Patria nos cuenta lo que parece una guerra civil entre vascos dentro de otra guerra más amplia, como fondo, contra “los de fuera”, la policía y la guardia civil, que son los indeseados por todos los vascos de verdad. Unos simplemente porque no “son de aquí” y los otros porque torturan por sistema, e incluso asesinan, ganándose de sobra el odio que se les tiene. Joxe Mari es maltratado una vez detenido y el autor no se atreve a decirnos lo que pasa por la cabeza (o el corazón) de los torturadores, puros uniformes sin nadie dentro. Ni les da la palabra salvo para hacer su trabajo de acosadores y torturadores. Sólo algún personaje se atreve a sugerir que hay personas dentro de sus uniformes, pero sólo eso. Y el narrador, tan celoso de su equilibrio político, tampoco se atreve a más.

Atentado contra la casa cuartel de Vic en 1991. Foto: Pere Tordera.

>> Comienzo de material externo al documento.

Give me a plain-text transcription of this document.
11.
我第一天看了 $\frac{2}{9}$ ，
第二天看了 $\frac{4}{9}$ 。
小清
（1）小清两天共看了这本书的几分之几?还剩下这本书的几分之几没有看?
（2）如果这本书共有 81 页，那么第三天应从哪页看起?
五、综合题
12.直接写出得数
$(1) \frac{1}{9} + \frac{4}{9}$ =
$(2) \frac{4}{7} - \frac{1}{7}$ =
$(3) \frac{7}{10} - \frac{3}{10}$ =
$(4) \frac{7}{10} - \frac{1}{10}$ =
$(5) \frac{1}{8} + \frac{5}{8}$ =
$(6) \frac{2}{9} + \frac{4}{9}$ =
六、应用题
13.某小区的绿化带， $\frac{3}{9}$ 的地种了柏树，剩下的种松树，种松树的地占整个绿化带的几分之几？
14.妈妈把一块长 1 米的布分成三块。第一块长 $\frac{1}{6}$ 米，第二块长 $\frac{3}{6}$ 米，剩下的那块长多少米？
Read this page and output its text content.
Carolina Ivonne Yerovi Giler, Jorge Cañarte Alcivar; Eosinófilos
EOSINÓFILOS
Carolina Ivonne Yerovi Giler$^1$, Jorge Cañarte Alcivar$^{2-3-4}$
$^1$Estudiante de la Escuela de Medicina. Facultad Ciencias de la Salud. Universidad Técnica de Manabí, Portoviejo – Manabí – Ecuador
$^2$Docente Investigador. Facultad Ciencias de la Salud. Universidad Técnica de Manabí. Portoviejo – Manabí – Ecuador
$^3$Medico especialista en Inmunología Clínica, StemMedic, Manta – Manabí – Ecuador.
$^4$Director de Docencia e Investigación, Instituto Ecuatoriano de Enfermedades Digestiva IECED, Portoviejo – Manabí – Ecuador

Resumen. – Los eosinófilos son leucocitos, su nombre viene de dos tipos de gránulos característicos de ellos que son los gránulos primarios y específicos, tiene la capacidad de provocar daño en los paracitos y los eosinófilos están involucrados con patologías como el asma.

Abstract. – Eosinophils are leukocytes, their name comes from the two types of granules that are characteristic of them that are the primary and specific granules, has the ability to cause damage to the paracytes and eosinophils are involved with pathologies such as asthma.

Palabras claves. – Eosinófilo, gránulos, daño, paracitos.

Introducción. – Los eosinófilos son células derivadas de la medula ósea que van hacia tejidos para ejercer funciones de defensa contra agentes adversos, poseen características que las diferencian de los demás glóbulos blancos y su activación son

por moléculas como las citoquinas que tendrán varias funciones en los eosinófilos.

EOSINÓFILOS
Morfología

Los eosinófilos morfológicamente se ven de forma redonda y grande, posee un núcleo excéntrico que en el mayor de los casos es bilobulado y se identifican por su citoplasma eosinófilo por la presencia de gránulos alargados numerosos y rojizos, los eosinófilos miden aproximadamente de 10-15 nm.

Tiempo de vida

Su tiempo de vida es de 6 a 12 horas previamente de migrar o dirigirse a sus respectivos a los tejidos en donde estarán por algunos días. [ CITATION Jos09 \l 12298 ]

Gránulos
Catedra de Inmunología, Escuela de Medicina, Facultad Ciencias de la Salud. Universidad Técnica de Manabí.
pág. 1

Y esto es Patria: alguna verdad aislada en un mar de silencio, vergüenza y mentira. El que se nos describe, pero desgraciadamente también el de la descripción. “A unos les salen los hijos terroristas. A mí me ha salido médico” (80), dice Bittori. Pues nada. “Yo pude caer como cualquier otro joven vasco”, afirma el autor en una entrevista, y el escritor que aparece casi al final de la novela nos lo repite y nos asegura haber encontrado una respuesta a la pregunta de por qué no fue así, una respuesta que no termino de localizar en su discurso, tan obvio, por otra parte. Puede que Bittori se muera en paz con las ridículas disculpas del “idiota”, como ella le llama. Pero a mí me deja fría. Como su tragedia. Quizá sea porque no reconozca en ésta la de la inmensa mayoría de los asesinados por ETA y sus familias. Sinceramente, la suya es la tragedia de quien fue indiferente a la de los demás hasta que le tocó, y cuando esto sucedió no fue capaz de obtener de su sufrimiento nada: ni mayor compresión, ni rectificación de antiguos errores, ni sabiduría, empatía o altura moral. Como su amiga del alma, Miren. Ambas muestran su peor cara en los papeles opuestos que interpretan en la tragedia: una sólo habla con su muerto y la otra, con la imagen de San Ignacio. Para qué: para desahogar su odio y sus miserias. Qué vamos a aprender entonces los demás de su historia. Nada, porque no es la suya la que nos importa, la que nos hubiera gustado leer.